Positron emission tomography (PET) was used in a multitracer protocol to evaluate D-amphetamine induced effects on dopamine biosynthesis rate and release in propofol anesthetized Rhesus monkeys. L-[beta-11C]DOPA was used as biochemical probe to study the brain dopamine biosynthesis rate whilst dopamine release was followed by the binding displacement of the [11C]-radiolabelled dopamine receptor antagonists, raclopride and N-methylspiperone. Studies were performed with either a constant rate intravenous infusion of D-amphetamine aiming at plasma concentrations of 0.2 to 25 ng/ml or with intravenous bolus doses of 0.1 and 0.4 mg/kg. Decreased binding of the dopamine receptor antagonists was measured in both modes of D-amphetamine administration but notably [11C]N-methylspiperone was less able to sense D-amphetamine induced release of dopamine. At plasma concentrations aimed above 1 ng/ml a levelling off of the binding of [11C]raclopride at 68 +/- 8.1% of the baseline value indicated that displacement was only possible from a fraction of the binding sites. Amphetamine was observed to increase the rate constant for L-[beta-11C]DOPA utilization in the brain. This was most likely due to an acutely induced subsensitivity of presynaptic dopamine receptors. L-[beta-11C]DOPA and [11C]raclopride were found suitable to indicate changes in dopamine synthesis rate and release respectively using PET and can be used to mirror drug-induced changes of brain dopaminergic function.

The neuroregulatory properties of L-DOPA. A review of the evidence and potential role in the treatment of Parkinson's disease

Accumulating evidence suggests that L-dihydroxyphenylalanine (L-DOPA) has neurotransmitter-like and/or neuromodulatory properties in the CNS. Such evidence is based on a wide range of findings including the existence of specific L-DOPAergic neurons in several regions of the CNS, neurotransmitter-like characteristics and specific pharmacological effects. This review attempts to outline the main evidence for this conception and to relate such findings to L-DOPA treatment effects in Parkinson's disease. In this context L-DOPA in itself has been shown to potentiate D2 receptor-mediated effects, inhibit acetylcholine release and increase the release of L-glutamate, neuropharmacological effects which can be linked to treatment side-effects in advanced Parkinson's disease. It is suggested that supersensitive L-DOPA-mediated effects contribute to the pathogenesis underlying L-DOPA-induced motor complications in advanced Parkinson's disease. However, since specific L-DOPA receptors have yet to be identified, the assessment of the relative importance of L-DOPA-mediated effects in this clinical context must be regarded as incomplete.
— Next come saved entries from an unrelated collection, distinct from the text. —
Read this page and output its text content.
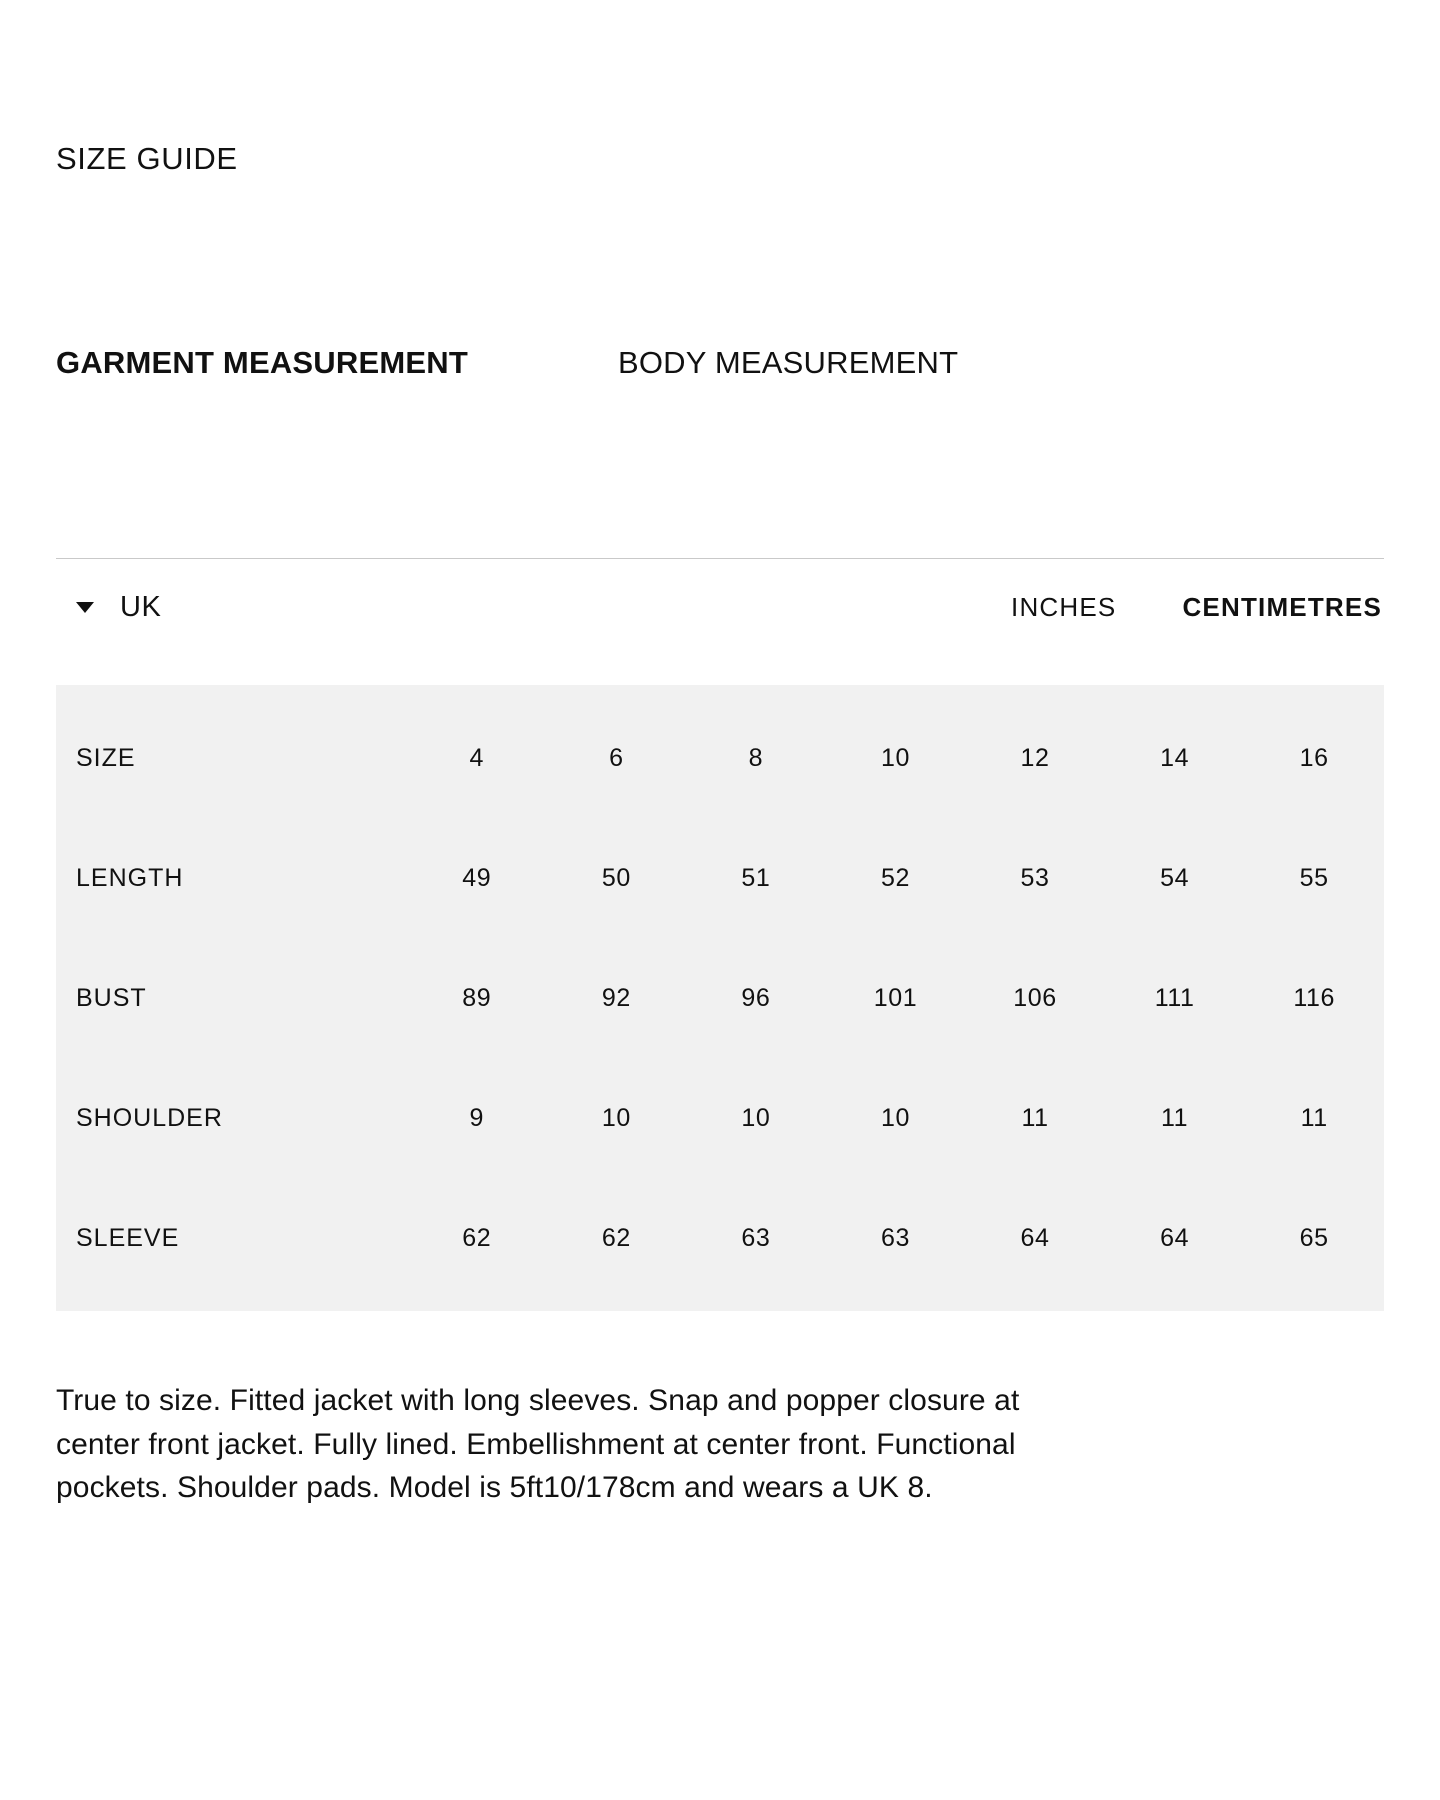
SIZE GUIDE
GARMENT MEASUREMENT	BODY MEASUREMENT
UK	INCHES	CENTIMETRES
SIZE	4	6	8	10	12	14	16
LENGTH	49	50	51	52	53	54	55
BUST	89	92	96	101	106	111	116
SHOULDER	9	10	10	10	11	11	11
SLEEVE	62	62	63	63	64	64	65
True to size. Fitted jacket with long sleeves. Snap and popper closure at center front jacket. Fully lined. Embellishment at center front. Functional pockets. Shoulder pads. Model is 5ft10/178cm and wears a UK 8.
Differential effects of levodopa on dopaminergic function in early and advanced Parkinson's disease

The effect of levodopa on L-[11C]DOPA influx rate was evaluated in patients with early and advanced Parkinson's disease (PD) by using positron emission tomography (PET). The patients were scanned both drug-free and after a subsequent therapeutic levodopa infusion. Regional analysis of striatal L-[11C]DOPA influx rate showed a correlation to the degenerative loss of nerve terminals reported at postmortem analysis in PD. Levodopa induced markedly differential effects on the striatal L-[11C]DOPA influx rate in early and advanced patients. In patients with mild PD, levodopa infusion decreased L-[11C]DOPA influx, whereas in patients with advanced PD, levodopa induced significant upregulation of L-[11C]DOPA influx. These changes were confined to the putamen and were, in both patient categories, most prominent in the dorsal part of the region. The present investigation demonstrates a marked shift in the modulatory action of levodopa with the advancement of PD and suggests the induction of positive feedback in advanced PD. These findings could help explain the less graded clinical response to levodopa in advanced PD and would thus have importance for the understanding of the pathogenesis underlying motor fluctuations.